In Texas, everything is bigger -- including wind energy. The Lonestar State is blowing away its wind energy competition like never before. But stocks with Texas wind stakes aren't guaranteed to grow. Let's take a look at why Texas wind is winning, a few stocks benefiting from the boom, and whether their Lonestar location is truly enough to press the "buy" button.
Texas doesn't just have more wind generation capacity than other states, it has more than twice as much. According to new data released from the U.S. Energy Information Administration, Texas's 2013 (most recent data) wind generation blew past 35,000 MWh. In second place, Iowa edged ahead to clock in just over 15,000 MWh's worth of energy, with California in third place at around 13,000 MWh.
Across all top wind-producing states, wind energy has continued to increase over the years. But Texas took off around 2006, and it never looked back as its capacity far exceeded those of its closest competitors. There are a few reasons why.
As a first-order condition, Texas has an optimal natural environment for wind energy: It's big, there's lots of open space, and it's windy.
And while the middle of America is home to its highest winds, Texas also needs more energy than many of its neighbors: Its 27 million residents make it the second-most populous state behind California, and sixth for energy consumption per capita.
Wind turbine technology advancements by the likes of General Electric Company (NYSE:GE) have also made wind relatively more competitive versus other energies. Bigger, more efficient, and better connected wind turbines have allowed Texans to win the wind war. In 2014, General Electric Company sold more than 2,800 turbines worldwide, and lays claim to more than 26,000 turbines in total. As with Texas, General Electric Company noted in its most recent annual report that "[we] are seeing growth in ... wind ... industries."
The Texas energy landscape also gets a boost because it's relatively deregulated, allowing utilities to pop up and explore competitive opportunities in ways that just aren't feasible in states that rely on heavily regulated electricity monopolies. Utility NextEra Energy (NYSE:NEE) and its renewable YieldCo NextEra Energy Partners, LP (NYSE:NEP) are collectively the biggest wind producers in America. The companies' total wind capacity exceeds 11,300 MW, of which around 2,400 MW comes from its 13 Texas wind farms.
On September 13, Texas produced more wind energy than it ever had before. Then it did it again on October 21...and then it broke the record again the next day with a 12,238 MW peak. In total, wind energy now accounts for around 10% of Texas's energy generation.
Since wind energy is essentially costless to produce once it's up, one (privately held) utility is even giving away energy during non-peak nighttime hours in an effort to shift customer consumption away from costly peak production times when natural gas plants and other pricey powers need to kick in. Other utilities are taking note, and what seemed to be a potential customer satisfaction nightmare is turning into a marketing and cost-cutting success that may soon become a widely adopted practice.
Invest in Texas?
When it comes to wind energy, Texas has taken the cake. But even if you could invest in a pure play Texas wind energy stock (which you can't), you shouldn't. State-specific natural, regulatory, and economic environments make it too risky.

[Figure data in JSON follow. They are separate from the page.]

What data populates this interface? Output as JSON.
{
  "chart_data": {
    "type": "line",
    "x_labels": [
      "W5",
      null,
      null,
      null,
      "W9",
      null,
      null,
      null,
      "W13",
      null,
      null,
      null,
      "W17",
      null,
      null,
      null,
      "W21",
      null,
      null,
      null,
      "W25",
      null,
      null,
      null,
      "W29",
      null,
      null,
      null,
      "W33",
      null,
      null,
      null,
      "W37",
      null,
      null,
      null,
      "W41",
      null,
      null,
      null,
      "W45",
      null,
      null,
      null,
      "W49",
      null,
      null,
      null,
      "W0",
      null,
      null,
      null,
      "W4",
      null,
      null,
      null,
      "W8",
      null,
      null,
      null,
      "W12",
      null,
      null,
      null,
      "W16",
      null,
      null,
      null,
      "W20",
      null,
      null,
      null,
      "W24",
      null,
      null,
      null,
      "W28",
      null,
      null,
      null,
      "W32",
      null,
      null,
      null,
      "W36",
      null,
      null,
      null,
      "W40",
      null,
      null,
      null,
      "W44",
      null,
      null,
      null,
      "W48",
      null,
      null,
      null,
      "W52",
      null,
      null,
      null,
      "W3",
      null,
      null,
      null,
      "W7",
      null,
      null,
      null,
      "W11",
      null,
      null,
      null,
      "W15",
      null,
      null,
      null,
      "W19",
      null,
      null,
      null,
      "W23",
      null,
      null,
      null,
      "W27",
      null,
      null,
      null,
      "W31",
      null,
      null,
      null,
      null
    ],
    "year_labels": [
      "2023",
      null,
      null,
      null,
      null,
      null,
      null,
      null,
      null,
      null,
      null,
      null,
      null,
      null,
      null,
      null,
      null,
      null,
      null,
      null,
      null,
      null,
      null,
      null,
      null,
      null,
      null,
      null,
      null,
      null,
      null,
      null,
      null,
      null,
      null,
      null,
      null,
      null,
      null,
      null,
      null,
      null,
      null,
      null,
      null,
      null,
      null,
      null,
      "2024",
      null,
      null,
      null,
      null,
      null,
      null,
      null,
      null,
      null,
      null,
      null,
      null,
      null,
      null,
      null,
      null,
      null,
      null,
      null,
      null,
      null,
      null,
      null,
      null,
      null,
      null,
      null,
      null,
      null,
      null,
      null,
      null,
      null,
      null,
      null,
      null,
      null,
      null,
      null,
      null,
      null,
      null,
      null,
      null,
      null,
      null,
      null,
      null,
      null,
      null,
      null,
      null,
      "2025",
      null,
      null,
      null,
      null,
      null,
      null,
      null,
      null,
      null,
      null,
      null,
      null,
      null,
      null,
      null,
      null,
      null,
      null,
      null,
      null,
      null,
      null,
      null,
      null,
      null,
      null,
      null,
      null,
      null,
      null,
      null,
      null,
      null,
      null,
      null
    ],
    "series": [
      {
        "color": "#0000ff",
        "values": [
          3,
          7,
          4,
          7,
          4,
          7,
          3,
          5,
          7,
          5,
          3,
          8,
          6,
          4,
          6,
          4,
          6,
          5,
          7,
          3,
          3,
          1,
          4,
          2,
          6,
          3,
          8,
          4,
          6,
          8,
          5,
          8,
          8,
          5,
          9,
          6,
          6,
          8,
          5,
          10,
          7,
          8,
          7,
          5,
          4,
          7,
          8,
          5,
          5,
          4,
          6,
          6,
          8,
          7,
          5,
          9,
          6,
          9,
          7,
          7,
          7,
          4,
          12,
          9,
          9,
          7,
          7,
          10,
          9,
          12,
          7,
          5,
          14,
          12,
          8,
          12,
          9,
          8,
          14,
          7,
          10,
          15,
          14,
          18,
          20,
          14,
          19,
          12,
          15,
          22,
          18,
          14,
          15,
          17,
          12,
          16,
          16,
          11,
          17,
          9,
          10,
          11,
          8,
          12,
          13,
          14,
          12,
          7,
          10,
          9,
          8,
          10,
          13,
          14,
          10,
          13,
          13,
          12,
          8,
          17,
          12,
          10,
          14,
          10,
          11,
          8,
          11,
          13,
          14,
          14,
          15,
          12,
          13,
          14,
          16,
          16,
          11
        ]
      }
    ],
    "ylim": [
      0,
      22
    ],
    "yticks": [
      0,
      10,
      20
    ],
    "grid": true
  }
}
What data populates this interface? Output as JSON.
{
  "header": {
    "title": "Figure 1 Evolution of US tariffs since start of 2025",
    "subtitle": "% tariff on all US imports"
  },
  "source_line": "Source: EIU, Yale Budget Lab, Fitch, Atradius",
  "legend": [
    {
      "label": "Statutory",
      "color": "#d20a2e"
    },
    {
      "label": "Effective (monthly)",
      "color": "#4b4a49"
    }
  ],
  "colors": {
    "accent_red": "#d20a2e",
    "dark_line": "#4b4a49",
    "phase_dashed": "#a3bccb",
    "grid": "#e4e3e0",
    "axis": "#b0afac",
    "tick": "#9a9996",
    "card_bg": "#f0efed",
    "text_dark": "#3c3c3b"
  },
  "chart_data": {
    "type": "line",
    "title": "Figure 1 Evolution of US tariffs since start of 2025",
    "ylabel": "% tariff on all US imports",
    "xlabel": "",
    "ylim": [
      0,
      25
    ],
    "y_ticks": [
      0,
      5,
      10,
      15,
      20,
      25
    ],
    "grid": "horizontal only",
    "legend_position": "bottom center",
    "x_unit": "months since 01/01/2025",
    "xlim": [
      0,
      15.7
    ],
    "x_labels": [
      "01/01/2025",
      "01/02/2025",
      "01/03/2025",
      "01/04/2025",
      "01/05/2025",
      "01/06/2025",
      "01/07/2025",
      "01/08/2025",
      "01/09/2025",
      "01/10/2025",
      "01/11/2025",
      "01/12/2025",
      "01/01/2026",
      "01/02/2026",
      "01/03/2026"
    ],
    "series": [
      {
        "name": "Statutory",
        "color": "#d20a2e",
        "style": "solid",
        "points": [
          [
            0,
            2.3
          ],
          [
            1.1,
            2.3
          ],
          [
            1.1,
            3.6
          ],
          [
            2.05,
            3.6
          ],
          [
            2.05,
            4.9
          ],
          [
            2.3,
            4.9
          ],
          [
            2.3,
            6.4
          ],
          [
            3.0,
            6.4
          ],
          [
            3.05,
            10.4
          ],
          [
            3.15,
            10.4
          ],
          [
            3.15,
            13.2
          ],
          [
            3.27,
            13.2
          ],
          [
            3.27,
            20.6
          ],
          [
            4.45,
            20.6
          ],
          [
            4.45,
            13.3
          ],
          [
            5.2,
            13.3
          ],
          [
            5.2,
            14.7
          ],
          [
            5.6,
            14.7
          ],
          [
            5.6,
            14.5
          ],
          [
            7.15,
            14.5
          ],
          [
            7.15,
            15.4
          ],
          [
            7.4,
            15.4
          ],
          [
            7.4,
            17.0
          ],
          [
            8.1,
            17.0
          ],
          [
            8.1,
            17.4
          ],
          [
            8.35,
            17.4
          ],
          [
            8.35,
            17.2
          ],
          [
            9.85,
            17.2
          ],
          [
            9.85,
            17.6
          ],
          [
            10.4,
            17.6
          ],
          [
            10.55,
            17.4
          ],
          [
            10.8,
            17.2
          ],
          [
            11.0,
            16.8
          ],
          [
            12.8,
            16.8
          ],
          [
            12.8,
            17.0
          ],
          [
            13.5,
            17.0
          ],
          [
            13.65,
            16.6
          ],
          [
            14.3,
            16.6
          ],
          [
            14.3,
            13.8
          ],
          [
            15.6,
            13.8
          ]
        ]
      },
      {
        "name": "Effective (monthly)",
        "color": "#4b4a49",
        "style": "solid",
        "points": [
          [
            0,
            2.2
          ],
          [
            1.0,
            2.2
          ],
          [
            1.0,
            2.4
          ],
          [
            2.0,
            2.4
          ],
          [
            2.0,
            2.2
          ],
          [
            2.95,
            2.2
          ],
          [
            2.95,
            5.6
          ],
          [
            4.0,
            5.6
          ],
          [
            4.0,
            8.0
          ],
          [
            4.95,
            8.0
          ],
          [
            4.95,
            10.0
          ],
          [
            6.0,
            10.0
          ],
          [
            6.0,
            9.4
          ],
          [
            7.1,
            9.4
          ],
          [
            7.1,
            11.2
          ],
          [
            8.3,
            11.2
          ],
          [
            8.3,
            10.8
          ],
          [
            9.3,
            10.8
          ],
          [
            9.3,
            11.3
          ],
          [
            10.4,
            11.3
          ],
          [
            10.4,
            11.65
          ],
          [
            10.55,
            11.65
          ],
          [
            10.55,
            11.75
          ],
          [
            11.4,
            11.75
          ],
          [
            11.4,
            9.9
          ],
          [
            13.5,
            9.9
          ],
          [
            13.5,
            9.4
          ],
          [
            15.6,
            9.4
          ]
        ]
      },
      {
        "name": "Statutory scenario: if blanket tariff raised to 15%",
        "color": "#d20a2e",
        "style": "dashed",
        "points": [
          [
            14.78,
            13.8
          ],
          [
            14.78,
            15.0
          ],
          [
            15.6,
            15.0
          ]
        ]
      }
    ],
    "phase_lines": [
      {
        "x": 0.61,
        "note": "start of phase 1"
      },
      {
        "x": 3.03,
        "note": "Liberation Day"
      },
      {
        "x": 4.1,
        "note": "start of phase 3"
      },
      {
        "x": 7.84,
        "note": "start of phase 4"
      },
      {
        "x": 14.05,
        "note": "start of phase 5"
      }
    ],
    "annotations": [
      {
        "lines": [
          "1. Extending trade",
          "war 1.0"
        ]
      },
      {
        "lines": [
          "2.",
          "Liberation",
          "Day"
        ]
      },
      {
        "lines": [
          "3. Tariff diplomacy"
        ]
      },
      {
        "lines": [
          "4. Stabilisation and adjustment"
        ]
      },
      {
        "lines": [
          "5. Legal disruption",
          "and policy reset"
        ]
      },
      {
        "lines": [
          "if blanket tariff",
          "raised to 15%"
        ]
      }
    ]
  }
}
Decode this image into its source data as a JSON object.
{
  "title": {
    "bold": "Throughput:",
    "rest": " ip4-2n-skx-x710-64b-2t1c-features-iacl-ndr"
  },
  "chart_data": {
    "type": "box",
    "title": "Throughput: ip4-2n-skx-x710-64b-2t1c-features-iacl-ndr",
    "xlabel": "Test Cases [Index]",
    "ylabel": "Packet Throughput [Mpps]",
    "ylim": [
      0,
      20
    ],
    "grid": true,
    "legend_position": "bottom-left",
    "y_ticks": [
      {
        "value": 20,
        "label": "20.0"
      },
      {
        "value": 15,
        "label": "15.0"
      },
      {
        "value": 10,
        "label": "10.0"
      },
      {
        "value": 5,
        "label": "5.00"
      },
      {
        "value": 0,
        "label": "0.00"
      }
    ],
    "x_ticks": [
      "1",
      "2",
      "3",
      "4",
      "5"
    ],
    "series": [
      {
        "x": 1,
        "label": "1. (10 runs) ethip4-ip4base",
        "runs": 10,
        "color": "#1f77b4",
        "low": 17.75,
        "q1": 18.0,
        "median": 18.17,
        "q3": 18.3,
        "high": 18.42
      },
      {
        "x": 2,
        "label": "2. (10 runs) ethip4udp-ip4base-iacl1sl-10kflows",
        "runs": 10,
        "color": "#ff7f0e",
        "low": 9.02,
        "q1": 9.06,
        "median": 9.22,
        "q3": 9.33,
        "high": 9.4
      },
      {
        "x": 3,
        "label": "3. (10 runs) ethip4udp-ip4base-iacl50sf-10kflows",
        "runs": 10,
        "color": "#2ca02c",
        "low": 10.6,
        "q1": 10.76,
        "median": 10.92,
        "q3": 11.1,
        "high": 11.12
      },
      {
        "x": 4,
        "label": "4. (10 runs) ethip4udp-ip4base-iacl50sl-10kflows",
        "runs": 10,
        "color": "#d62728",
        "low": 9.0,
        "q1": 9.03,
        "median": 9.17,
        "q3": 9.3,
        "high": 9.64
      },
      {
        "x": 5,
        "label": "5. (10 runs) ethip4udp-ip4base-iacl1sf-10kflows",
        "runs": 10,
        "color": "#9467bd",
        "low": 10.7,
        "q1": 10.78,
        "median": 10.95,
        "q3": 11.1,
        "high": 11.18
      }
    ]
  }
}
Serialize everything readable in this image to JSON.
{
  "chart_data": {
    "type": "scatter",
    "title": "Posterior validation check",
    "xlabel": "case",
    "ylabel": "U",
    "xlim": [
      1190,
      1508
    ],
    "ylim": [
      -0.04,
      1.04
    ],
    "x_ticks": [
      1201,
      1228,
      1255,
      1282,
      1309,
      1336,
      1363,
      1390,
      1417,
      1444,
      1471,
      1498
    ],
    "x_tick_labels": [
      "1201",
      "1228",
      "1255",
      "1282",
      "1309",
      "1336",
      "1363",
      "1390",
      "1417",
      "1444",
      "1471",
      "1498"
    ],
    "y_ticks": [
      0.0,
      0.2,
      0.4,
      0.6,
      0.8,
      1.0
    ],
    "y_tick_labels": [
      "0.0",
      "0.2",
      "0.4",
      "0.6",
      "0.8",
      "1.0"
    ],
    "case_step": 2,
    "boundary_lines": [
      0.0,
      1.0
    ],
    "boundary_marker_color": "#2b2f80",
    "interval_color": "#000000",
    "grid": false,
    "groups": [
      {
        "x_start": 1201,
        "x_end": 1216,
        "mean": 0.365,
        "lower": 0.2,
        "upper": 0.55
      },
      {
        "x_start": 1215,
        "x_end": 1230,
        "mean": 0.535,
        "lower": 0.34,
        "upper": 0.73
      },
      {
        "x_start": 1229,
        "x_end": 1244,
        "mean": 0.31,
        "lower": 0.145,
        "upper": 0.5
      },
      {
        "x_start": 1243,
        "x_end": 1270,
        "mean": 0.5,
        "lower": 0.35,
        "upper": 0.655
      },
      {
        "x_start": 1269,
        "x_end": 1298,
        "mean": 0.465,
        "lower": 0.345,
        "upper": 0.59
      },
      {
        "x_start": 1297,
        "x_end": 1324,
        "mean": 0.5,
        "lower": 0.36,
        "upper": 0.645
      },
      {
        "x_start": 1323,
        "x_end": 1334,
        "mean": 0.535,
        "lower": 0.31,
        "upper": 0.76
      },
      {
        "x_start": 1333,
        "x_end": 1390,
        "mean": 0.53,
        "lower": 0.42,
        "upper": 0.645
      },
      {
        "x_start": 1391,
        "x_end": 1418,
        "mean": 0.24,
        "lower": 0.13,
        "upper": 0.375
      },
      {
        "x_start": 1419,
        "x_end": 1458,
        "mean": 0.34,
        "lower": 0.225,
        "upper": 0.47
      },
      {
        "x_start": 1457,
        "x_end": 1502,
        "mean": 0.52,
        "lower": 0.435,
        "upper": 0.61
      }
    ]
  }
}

But Texas's wind energy success and the success of those companies investing in it point to an important investing fact: we investors don't just invest in a company, we invest in its environment. Identifying stocks that start or strategically expand into conducive areas enjoy an innate advantage over competitors, no matter how great the other guys may be. So when you're putting together your next investing thesis on wind energy (or almost any stock), be sure to take a critical look at that stock's geographic presence before deciding whether it's a buy.